さらに、どちらのタイプも、家財の保険金額によって4つのプランに分かれています。
- プランA: 保険金額 300万円
- プランB: 保険金額 500万円
- プランC: 保険金額 700万円
- プランD: 保険金額 900万円
自分のライフスタイルや家財の状況に合わせて、最適なタイプとプランを組み合わせることができます。
他の家財保険との違い
「愛ある家財保険」は他の家財保険と異なる、以下のような特徴があります。
- 手頃な保険料:一般的な家財保険の保険料は年間1万円前後だが、「愛ある家財保険」は年間3,600円※から加入できる (※賃貸住宅・エコノミータイプの場合)

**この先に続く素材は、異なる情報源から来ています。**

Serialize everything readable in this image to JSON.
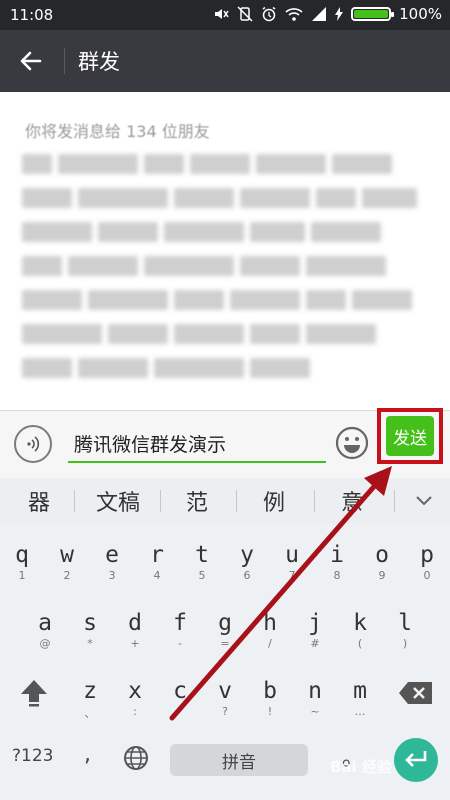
{
  "status_bar": {
    "time": "11:08",
    "battery_label": "100%",
    "battery_level": 1.0,
    "icons": [
      "mute-icon",
      "vibrate-off-icon",
      "alarm-icon",
      "wifi-icon",
      "signal-icon",
      "battery-icon"
    ]
  },
  "title_bar": {
    "back_icon": "back-arrow-icon",
    "title": "群发"
  },
  "content": {
    "recipient_text": "你将发消息给 134 位朋友"
  },
  "input_bar": {
    "voice_icon": "voice-icon",
    "message_value": "腾讯微信群发演示",
    "emoji_icon": "emoji-icon",
    "send_label": "发送"
  },
  "candidates": {
    "items": [
      "器",
      "文稿",
      "范",
      "例",
      "意"
    ],
    "collapse_icon": "chevron-down-icon"
  },
  "keyboard": {
    "row1": [
      {
        "main": "q",
        "sub": "1"
      },
      {
        "main": "w",
        "sub": "2"
      },
      {
        "main": "e",
        "sub": "3"
      },
      {
        "main": "r",
        "sub": "4"
      },
      {
        "main": "t",
        "sub": "5"
      },
      {
        "main": "y",
        "sub": "6"
      },
      {
        "main": "u",
        "sub": "7"
      },
      {
        "main": "i",
        "sub": "8"
      },
      {
        "main": "o",
        "sub": "9"
      },
      {
        "main": "p",
        "sub": "0"
      }
    ],
    "row2": [
      {
        "main": "a",
        "sub": "@"
      },
      {
        "main": "s",
        "sub": "*"
      },
      {
        "main": "d",
        "sub": "+"
      },
      {
        "main": "f",
        "sub": "-"
      },
      {
        "main": "g",
        "sub": "="
      },
      {
        "main": "h",
        "sub": "/"
      },
      {
        "main": "j",
        "sub": "#"
      },
      {
        "main": "k",
        "sub": "("
      },
      {
        "main": "l",
        "sub": ")"
      }
    ],
    "row3": [
      {
        "main": "z",
        "sub": "、"
      },
      {
        "main": "x",
        "sub": ":"
      },
      {
        "main": "c",
        "sub": "'"
      },
      {
        "main": "v",
        "sub": "?"
      },
      {
        "main": "b",
        "sub": "!"
      },
      {
        "main": "n",
        "sub": "~"
      },
      {
        "main": "m",
        "sub": "…"
      }
    ],
    "symbols_label": "?123",
    "comma_label": ",",
    "globe_icon": "globe-icon",
    "space_label": "拼音",
    "period_label": "。",
    "shift_icon": "shift-icon",
    "delete_icon": "backspace-icon",
    "enter_icon": "enter-icon"
  },
  "watermark": "Bai 经验",
  "colors": {
    "accent_green": "#45c01a",
    "highlight_red": "#c8101a",
    "title_bar": "#393a3f",
    "enter_teal": "#2fb79a"
  }
}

- シンプルでわかりやすい補償内容:家財保険の中には補償内容が複雑でわかりにくい商品もあるが、「愛ある家財保険」は補償内容がシンプルで選びやすい
- インターネットで簡単に申し込み可能:インターネットで簡単かつスピーディーに申し込み手続きができる
- 引っ越し先でも継続可能:引っ越しても住所変更の手続きをするだけで継続できる
「愛ある家財保険」は手頃な保険料で必要な補償を受けたい方、補償内容がシンプルでわかりやすい家財保険を探している方、インターネットで簡単に手続きをしたい方におすすめです。
実際の支払い事例
「愛ある家財保険」の支払い事例を紹介します。
事例1|河川の氾濫による損害
ベーシックタイプのAプランに加入している方が、河川が氾濫して家財一式が浸水して使用できなくなったケースで、保険金300万円をお支払いしました。
事例2|不注意による損害
賃貸住宅に住む方が不注意により排水設備を詰まらせ、その結果、漏水による水ぬれを起こしてしまい、オーナーから修理費用79万円を請求されたケースで、借家人賠償保険金をお支払いしました。
家財保険に関するQ&A
ここでは、家財保険に関するよくある疑問に回答します。
地震により損害を受けた場合はどうすれば良いですか?
家財保険は火災や水災、盗難のような、さまざまなリスクから家財を守ってくれますが、地震や津波による損害、地震や津波を原因とする火災などは補償の対象外です。地震や津波による損害に対して補償を受けたい場合は、地震保険に加入する必要があります。
家財保険だけ入りたいけど可能ですか?
賃貸住宅に住んでいる場合、建物の火災保険に加入する必要がないため、家財保険だけの加入が一般的です。一方、持ち家の場合は建物の火災保険とセットでの加入が一般的ですが、家財保険単独での加入も可能です。
保険金額はいくらかけるべきですか?
家財保険では家族の人数が多いほど家財も多くなる傾向があるため、必要な保険金額も高くなります。
目安として、以下の金額を参考にしてみましょう。
- 単身者: 100万円~500万円
- 大人2人暮らし: 500万円~700万円
- 3人以上: 700万円~1,000万円
保険料を抑えたい場合は、無駄な特約などをつけないようにしましょう。
おわりに
家財保険は火災や自然災害、盗難などでの家財への損害を補償するだけでなく、賠償責任のリスクからも加入者を守ってくれる重要な保険です。特に賃貸住宅に住んでいる人や、たくさんの家財を持つ人には、いざというときに頼りになります。また、無駄な補償を省き、過不足ない保険金額を設定することで保険料を抑えることができます。万が一の時に後悔しないよう、この機会に家財保険の加入を前向きに考えてみてはいかがでしょうか。